Keep in mind that the actual length of time to reach this payoff point may be influenced by the state in which you live, lifestyle, your work/transportation circumstances, and the proliferation of public transportation options. As an example, wide-open states like Wyoming find drivers traveling the most annual miles, at an average of just over 24,000 miles yearly. Other states like New York and Rhode Island see drivers behind the wheel far less, at about 10,000 miles annually, more or less. In the case of the former, the hybrid payoff could arrive in under 3 years. In the latter case, payoff would take just over 6 years.

A major consideration when shopping for a new hybrid is the length of time you plan to keep it.
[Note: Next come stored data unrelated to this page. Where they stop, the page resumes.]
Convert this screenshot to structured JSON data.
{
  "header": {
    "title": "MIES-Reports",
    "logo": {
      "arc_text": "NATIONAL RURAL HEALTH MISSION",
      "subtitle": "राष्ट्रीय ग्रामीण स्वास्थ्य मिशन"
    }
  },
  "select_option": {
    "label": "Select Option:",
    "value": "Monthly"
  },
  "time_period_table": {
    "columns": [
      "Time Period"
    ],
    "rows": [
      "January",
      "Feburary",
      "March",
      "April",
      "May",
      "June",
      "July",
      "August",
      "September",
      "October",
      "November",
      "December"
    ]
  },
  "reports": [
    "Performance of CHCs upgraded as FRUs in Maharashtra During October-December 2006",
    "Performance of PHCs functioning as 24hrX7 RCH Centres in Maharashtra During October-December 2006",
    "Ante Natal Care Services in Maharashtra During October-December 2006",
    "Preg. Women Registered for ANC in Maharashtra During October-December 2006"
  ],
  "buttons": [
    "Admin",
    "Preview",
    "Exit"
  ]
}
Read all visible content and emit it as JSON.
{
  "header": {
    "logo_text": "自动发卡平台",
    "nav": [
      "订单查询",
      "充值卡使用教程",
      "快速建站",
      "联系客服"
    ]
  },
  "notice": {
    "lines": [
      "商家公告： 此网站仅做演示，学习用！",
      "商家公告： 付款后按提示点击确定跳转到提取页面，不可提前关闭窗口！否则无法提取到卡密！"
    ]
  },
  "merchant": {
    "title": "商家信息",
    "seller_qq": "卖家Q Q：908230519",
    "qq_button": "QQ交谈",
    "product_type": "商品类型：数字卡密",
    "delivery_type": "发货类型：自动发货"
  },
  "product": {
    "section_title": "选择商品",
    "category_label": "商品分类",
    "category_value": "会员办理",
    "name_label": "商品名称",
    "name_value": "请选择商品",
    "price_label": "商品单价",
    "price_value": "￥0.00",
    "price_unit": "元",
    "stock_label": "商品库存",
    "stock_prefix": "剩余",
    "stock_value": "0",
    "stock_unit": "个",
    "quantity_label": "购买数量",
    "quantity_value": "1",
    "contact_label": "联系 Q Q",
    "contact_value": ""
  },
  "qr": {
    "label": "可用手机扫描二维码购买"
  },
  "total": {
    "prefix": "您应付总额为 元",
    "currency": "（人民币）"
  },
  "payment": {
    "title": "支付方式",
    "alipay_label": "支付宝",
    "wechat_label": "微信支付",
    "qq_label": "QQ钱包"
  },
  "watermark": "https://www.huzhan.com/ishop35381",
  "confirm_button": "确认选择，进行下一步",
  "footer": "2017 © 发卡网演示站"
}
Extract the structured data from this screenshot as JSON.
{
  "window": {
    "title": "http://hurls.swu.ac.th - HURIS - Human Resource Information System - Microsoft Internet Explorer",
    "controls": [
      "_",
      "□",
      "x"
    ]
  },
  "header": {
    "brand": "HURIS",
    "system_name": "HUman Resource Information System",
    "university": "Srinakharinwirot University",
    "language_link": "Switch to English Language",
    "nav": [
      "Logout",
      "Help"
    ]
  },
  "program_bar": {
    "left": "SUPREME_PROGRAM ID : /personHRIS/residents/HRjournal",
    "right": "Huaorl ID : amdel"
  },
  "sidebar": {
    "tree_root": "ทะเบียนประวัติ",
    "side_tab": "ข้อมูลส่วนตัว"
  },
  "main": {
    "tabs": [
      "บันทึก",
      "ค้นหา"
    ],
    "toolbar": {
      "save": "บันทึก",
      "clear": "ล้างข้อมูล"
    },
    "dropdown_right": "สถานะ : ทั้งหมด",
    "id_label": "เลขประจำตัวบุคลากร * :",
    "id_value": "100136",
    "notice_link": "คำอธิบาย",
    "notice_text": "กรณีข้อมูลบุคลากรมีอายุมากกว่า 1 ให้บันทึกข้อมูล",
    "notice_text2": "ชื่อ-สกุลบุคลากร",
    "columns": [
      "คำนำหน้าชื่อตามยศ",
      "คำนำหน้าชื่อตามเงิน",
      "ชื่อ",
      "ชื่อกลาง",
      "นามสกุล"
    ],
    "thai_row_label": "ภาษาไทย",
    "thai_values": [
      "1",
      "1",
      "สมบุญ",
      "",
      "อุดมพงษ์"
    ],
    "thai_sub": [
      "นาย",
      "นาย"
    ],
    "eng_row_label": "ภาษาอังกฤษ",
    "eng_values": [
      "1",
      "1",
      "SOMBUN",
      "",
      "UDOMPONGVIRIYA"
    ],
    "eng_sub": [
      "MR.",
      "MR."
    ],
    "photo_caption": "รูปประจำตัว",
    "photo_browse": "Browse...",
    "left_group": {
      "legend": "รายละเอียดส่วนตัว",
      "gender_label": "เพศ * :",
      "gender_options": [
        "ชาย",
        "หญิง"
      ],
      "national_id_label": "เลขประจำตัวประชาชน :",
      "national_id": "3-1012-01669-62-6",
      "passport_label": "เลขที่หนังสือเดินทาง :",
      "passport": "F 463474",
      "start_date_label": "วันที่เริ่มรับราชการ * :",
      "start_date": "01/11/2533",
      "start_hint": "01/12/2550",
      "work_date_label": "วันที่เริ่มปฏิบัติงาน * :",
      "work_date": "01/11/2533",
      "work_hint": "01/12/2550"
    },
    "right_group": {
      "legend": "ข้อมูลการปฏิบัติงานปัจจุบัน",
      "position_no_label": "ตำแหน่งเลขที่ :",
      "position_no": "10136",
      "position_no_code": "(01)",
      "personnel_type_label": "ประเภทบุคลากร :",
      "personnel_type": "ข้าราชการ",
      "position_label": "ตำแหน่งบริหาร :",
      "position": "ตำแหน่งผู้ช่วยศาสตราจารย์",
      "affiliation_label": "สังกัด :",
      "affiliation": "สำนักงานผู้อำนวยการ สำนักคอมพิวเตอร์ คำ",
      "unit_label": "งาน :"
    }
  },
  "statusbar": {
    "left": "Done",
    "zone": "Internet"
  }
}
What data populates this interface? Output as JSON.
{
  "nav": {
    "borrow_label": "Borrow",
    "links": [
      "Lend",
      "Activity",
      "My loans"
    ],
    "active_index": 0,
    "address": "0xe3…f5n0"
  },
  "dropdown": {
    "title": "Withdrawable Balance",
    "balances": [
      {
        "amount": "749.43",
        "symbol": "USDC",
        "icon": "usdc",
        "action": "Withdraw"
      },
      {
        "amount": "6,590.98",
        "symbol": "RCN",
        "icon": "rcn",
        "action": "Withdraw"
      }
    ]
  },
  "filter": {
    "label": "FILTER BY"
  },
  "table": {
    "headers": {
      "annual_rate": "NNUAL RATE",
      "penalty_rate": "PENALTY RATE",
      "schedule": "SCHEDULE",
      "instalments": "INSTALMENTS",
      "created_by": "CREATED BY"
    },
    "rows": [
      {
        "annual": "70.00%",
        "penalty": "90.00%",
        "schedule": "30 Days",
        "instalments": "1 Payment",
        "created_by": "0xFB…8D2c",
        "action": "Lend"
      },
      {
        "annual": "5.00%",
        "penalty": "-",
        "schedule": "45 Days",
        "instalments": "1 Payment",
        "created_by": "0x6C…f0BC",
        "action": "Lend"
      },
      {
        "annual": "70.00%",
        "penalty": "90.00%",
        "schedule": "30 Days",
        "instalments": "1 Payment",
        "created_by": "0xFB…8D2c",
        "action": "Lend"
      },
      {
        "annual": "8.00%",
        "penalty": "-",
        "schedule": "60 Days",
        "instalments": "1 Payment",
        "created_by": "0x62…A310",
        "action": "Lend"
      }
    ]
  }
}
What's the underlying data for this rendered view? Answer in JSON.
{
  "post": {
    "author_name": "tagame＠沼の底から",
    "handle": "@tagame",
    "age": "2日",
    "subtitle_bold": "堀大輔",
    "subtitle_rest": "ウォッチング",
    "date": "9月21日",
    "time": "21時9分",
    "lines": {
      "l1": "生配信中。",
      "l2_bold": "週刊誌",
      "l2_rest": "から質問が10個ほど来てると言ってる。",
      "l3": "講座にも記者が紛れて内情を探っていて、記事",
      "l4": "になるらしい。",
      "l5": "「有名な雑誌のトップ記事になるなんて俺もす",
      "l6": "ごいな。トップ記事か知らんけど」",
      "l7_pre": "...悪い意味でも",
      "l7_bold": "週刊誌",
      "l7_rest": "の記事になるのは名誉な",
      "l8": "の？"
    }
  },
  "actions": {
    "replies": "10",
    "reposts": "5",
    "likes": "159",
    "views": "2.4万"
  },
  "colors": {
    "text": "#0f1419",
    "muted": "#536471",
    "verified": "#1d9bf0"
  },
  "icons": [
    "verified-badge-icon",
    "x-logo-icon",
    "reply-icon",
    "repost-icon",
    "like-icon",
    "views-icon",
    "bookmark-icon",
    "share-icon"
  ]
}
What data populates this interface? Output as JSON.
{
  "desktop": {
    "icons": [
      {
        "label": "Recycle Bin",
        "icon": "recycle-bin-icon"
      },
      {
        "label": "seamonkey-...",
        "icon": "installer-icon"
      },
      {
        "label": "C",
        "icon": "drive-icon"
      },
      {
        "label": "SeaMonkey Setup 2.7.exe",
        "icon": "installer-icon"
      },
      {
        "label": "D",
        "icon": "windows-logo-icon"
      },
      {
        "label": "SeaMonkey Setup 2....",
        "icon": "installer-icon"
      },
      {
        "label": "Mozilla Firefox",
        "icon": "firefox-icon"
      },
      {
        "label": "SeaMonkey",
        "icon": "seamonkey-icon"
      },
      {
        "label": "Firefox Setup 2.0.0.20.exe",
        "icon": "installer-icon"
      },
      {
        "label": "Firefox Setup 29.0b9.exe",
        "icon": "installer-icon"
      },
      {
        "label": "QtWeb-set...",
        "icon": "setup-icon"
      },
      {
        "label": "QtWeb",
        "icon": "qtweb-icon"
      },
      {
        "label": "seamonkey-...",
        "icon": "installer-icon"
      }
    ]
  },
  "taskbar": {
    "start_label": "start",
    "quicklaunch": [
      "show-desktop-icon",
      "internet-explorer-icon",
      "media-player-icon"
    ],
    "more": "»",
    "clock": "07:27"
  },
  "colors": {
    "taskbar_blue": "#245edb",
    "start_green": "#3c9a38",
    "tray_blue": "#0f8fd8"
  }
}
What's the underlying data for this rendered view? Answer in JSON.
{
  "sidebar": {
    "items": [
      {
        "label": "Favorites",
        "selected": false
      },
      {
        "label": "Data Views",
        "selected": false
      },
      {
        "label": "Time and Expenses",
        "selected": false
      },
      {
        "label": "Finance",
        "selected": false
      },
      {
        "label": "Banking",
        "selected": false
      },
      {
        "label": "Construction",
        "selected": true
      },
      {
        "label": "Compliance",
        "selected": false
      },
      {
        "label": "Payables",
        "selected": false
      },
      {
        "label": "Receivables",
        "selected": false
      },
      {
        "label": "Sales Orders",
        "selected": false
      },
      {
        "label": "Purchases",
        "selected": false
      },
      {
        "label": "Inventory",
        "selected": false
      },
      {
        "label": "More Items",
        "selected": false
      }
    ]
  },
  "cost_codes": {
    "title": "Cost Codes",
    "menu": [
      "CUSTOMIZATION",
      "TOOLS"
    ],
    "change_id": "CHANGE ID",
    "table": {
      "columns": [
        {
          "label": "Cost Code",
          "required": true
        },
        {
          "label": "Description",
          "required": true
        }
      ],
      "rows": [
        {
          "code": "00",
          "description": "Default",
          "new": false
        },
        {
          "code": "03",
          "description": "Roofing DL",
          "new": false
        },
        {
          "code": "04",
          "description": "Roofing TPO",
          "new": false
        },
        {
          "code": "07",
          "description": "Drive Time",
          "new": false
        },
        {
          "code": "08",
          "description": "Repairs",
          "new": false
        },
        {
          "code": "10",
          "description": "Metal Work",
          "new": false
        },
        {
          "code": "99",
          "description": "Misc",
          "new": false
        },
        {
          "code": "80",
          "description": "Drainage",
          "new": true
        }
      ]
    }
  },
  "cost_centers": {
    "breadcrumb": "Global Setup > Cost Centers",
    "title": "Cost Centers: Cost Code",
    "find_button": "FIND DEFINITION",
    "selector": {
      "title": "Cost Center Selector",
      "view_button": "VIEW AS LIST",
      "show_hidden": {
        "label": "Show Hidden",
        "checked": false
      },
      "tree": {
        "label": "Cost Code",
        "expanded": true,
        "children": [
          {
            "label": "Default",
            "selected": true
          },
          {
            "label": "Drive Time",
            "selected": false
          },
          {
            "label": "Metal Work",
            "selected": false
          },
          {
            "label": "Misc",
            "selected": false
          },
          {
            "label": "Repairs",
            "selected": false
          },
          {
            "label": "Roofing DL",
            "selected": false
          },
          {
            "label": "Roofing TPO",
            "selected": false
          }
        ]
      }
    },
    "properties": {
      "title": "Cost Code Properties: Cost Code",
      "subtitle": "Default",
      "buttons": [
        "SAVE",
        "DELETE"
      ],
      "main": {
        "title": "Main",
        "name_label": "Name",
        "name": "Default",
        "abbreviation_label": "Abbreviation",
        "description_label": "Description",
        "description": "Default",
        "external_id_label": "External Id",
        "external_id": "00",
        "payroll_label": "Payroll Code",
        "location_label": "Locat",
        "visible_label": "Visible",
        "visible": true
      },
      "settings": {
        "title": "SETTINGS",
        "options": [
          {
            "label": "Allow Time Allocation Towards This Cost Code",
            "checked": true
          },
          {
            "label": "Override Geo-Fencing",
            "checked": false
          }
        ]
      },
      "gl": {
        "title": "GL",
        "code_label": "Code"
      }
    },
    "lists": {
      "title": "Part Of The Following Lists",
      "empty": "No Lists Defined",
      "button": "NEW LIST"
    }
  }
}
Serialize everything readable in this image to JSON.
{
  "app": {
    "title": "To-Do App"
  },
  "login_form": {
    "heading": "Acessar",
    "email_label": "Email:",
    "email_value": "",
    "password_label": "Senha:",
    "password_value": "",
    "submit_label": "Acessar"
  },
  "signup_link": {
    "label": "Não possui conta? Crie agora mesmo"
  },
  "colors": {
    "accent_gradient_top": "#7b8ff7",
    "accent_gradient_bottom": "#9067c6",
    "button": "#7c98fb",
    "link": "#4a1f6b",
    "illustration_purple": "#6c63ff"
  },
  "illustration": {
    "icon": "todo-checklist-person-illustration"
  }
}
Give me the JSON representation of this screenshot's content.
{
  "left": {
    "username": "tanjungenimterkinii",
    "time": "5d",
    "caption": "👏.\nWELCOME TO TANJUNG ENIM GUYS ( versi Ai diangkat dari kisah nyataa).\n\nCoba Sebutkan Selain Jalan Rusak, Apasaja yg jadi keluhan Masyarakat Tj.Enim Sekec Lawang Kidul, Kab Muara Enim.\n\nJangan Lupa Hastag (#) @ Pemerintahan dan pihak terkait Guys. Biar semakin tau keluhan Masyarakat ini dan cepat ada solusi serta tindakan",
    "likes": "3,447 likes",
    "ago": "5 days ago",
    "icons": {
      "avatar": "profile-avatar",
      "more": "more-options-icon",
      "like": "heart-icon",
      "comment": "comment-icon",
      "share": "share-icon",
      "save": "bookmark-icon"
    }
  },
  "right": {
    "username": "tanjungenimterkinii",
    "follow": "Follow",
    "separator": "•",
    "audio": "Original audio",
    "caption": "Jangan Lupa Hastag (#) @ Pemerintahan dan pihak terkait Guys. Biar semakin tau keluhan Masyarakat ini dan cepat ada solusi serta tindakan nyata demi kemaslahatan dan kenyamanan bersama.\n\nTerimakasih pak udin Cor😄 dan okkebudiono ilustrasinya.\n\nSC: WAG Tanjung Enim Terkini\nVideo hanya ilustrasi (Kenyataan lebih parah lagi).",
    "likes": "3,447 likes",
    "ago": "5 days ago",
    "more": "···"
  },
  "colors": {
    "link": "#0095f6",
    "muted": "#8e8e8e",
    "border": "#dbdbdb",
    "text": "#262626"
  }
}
If you’re a short-term buyer, then the math to breakeven can be harder to achieve. The big variable here is the resale or residual value when you sell the car or, if a lease, when it’s time to turn it in. A hybrid may well retain much of the value of the premium you pay due to high demand, particularly if you sell it or trade it in after only a few years. That’s because of today’s significantly higher value for used cars, a reflection of the high demand/low inventory automotive market these days. This could work in your favor even if you lease a hybrid, since a high residual value often means you can buy your vehicle at end-of-lease rather than just turn it in. Then you can sell it, or trade it in, at a profit. A high value at the end of your purchase or lease term can effectively reduce the time or miles to hit breakeven.

## Battery Replacement Cost

We’re not factoring in the eventual cost of a hybrid’s battery replacement because our focus is on acquiring a new hybrid model. Frankly, most buyers aren’t likely to keep their new hybrid long enough for battery replacement to be an issue. Manufacturers offer a federally mandated minimum 8 year/100,000 mile battery warranty for their hybrids so replacement in a new hybrid model is expected to be quite a ways down the road. Of course, the case is different for those buying a used hybrid because battery packs will eventually need to be replaced, at a likely cost of thousands of dollars, depending on model.

When will a hybrid pay for itself? We like to think the day you drive the vehicle off the lot. In hard numbers using our straightforward formula, though, you can figure it out yourself and come up with an approximation that fits your particular circumstances.

Being an adopter of environmentally positive technology, reducing oil dependency, and creating less pollution and greenhouse gas emissions has its own rewards. The substantial savings realized at the pump every time a new hybrid is filled up provides real and immediate financial gain. All things considered, the answer to those questioning whether a hybrid will pay off seems pretty clear.